NorthumberlandView.ca, Monday, November 30, 2009
By Carol Devine
At this crucial time when enormous efforts from communities, organizations and donors large and small, governments, and the scientific community are making progress, two interrelated concerns plague us; evidence of HIV funding shortfalls and threats to adequate stock of drugs.
From the spring of 2009 until recently, Dignitas International and other organizations fighting HIV/AIDS in Malawi have faced a new crisis. In parts of Malawi and in other countries, there has been a shortage of life-saving antiretroviral medicines available for HIV-positive people who needed them. One elderly patient had to walk over 25km to three sites in two villages before reaching Dignitas, where the team scrambled to help.
Treatment disruption was averted because of the swift action by the Ministry of Health, medical and healthcare teams cooperating and borrowing medicines. Dignitas did not run out of medicines. However, because of reduced availability to medicines, our team wasn’t able to maintain the steady increase of patients starting on antiretroviral treatment (ART) it was achieving after the clinic opened in October 2004.
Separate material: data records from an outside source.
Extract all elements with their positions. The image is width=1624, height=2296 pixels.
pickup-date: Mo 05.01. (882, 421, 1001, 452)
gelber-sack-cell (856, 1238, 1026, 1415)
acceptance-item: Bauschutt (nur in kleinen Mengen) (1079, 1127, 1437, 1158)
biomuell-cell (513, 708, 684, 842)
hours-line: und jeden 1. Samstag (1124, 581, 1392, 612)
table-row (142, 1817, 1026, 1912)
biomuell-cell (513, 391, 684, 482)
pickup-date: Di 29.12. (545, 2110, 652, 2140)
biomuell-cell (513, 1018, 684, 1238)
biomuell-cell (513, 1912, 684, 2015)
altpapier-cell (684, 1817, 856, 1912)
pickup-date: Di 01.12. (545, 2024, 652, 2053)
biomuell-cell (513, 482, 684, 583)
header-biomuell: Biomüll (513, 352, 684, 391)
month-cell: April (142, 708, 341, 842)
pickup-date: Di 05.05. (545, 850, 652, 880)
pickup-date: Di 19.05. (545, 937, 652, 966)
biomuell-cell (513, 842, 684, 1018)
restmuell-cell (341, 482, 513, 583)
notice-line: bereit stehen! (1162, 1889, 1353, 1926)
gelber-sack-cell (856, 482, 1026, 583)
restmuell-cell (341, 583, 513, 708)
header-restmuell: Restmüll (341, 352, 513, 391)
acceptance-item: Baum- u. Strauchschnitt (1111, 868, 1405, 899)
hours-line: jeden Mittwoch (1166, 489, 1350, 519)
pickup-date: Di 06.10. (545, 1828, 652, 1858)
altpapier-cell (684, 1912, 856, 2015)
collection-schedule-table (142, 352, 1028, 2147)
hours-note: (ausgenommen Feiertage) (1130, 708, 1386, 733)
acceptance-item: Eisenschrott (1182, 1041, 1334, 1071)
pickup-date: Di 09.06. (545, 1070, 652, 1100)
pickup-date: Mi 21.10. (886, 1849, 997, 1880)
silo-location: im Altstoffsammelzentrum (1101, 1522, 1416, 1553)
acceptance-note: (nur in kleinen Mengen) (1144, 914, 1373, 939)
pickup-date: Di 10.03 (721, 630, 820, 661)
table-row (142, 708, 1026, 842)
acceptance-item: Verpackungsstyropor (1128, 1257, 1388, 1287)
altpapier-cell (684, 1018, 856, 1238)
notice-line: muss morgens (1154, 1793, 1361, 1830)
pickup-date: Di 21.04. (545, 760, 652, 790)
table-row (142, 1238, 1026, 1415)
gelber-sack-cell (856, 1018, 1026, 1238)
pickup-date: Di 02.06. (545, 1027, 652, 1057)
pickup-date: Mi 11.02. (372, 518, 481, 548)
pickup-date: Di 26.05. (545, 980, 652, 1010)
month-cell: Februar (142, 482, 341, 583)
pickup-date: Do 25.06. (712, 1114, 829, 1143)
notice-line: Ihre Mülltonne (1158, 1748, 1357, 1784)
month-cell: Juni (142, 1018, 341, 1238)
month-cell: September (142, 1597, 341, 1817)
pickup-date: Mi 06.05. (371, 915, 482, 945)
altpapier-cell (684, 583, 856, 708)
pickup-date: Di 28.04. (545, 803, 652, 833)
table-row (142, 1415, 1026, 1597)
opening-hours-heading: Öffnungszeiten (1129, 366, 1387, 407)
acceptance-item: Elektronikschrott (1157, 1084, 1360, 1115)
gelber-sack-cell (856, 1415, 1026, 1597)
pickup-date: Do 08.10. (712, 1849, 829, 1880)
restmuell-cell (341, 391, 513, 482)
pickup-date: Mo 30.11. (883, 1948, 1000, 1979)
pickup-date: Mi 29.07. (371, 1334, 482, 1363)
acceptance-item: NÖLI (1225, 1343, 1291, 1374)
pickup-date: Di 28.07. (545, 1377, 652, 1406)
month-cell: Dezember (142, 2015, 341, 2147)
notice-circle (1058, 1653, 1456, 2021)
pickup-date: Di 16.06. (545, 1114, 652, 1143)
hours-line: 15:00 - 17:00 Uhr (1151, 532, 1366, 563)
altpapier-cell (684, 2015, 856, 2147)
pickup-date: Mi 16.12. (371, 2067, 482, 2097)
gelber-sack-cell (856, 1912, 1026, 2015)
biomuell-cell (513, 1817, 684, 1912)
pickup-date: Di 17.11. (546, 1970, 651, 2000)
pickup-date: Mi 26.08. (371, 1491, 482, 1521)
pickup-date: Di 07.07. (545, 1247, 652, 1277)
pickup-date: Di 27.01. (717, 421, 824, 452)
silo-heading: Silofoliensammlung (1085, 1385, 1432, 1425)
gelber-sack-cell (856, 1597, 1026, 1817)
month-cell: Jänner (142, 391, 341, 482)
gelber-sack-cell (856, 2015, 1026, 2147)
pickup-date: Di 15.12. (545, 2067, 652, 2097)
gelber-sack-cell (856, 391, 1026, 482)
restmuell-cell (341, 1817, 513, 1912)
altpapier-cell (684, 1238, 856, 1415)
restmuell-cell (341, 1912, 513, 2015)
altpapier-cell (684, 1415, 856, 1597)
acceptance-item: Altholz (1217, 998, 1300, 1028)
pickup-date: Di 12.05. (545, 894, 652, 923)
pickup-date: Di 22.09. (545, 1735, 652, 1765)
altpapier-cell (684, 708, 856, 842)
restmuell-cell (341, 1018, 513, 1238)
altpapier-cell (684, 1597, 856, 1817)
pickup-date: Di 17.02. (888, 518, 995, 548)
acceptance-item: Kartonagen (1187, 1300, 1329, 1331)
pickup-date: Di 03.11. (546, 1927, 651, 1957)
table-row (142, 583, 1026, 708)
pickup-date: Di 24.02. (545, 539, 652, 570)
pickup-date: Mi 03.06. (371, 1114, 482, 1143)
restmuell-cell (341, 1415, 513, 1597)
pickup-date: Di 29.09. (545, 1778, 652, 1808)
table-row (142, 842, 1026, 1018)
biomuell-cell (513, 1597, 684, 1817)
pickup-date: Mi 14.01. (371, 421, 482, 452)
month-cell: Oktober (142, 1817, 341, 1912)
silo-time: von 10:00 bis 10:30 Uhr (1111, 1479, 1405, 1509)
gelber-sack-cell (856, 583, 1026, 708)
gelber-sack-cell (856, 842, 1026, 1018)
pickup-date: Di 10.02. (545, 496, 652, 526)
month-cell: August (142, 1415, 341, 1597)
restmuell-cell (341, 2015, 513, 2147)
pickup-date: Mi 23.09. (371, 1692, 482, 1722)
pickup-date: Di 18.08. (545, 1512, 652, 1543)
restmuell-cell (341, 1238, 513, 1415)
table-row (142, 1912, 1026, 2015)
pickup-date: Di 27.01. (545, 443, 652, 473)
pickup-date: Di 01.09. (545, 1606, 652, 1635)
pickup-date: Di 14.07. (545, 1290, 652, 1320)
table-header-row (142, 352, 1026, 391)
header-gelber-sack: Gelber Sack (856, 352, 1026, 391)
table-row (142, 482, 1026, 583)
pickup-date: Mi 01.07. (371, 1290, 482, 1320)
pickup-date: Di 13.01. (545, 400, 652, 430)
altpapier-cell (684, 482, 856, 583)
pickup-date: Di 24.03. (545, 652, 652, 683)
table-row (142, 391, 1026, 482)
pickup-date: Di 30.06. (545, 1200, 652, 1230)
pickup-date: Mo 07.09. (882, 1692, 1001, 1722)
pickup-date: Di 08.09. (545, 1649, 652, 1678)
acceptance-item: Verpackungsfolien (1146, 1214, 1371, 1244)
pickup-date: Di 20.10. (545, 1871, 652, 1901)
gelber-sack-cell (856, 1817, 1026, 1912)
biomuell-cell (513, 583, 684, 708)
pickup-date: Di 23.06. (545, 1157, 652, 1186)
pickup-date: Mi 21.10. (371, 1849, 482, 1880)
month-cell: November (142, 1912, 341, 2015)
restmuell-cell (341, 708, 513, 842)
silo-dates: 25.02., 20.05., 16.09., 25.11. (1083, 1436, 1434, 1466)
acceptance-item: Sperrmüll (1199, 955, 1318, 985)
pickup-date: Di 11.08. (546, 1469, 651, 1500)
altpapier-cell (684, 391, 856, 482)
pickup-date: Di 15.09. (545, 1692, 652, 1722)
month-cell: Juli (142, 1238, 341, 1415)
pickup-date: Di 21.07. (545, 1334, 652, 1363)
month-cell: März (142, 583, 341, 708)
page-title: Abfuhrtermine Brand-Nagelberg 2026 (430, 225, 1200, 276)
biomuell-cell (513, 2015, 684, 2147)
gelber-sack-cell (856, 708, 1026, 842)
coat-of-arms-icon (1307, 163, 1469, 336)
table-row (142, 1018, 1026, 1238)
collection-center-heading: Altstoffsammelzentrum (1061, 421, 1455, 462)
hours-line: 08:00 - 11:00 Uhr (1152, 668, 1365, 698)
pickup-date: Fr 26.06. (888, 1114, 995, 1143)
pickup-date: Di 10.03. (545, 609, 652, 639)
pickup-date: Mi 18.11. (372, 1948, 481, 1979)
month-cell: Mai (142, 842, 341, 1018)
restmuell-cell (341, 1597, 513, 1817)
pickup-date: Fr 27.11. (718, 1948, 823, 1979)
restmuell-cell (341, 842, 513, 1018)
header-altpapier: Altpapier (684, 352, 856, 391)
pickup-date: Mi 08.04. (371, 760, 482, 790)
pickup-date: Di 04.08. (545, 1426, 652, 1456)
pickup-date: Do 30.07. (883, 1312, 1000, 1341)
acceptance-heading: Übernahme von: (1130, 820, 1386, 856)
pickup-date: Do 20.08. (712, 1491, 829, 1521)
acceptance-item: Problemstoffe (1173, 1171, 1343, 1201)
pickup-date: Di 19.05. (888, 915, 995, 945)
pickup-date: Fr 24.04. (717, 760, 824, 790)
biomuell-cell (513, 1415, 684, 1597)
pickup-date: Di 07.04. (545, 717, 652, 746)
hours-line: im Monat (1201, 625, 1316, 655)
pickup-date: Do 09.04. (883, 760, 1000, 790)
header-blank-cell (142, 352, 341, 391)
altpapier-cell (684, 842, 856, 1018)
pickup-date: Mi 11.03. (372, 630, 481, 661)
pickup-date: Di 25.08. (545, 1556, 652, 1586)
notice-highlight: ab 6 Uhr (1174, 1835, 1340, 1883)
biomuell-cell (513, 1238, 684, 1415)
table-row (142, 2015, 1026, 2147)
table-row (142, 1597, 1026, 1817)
In Malawi, Dignitas works closely with the Ministry of Health and others to tackle high HIV prevalence. Years of hard work are showing impressive impact on the pandemic in Malawi. By World AIDS Day 2009, over 250,000 Malawians will have received life-prolonging ART, of which 12,000 including 1,000 children will receive treatment from Dignitas-supported clinics. Dignitas is poised to expand its programs to reduce new HIV transmissions and provide wider ART coverage and services.
Access to the medicines means people living with HIV/AIDS can live, go to work, and take care of their families. Not just medicines need to be funded, but also programs that support nutrition, prevention, positive living, gender and economic empowerment. Evidence shows HIV treatment plays a role in prevention of new infections, better access to healthcare for women, improvement of health management systems, declining overall population mortality, and in minimizing other infectious diseases like tuberculosis.
Although over 42 per cent of the people who need HIV medicines are now receiving them, according to the UNAIDS’s Global Epidemic Update 2009, we can’t stop now.
It is clearly time to redouble efforts, not succumb to the fallacy that HIV has had enough funding or that the ‘fight’ is won.
Carol Devine is an AIDS activist and member of Dignitas International’s Board of Directors.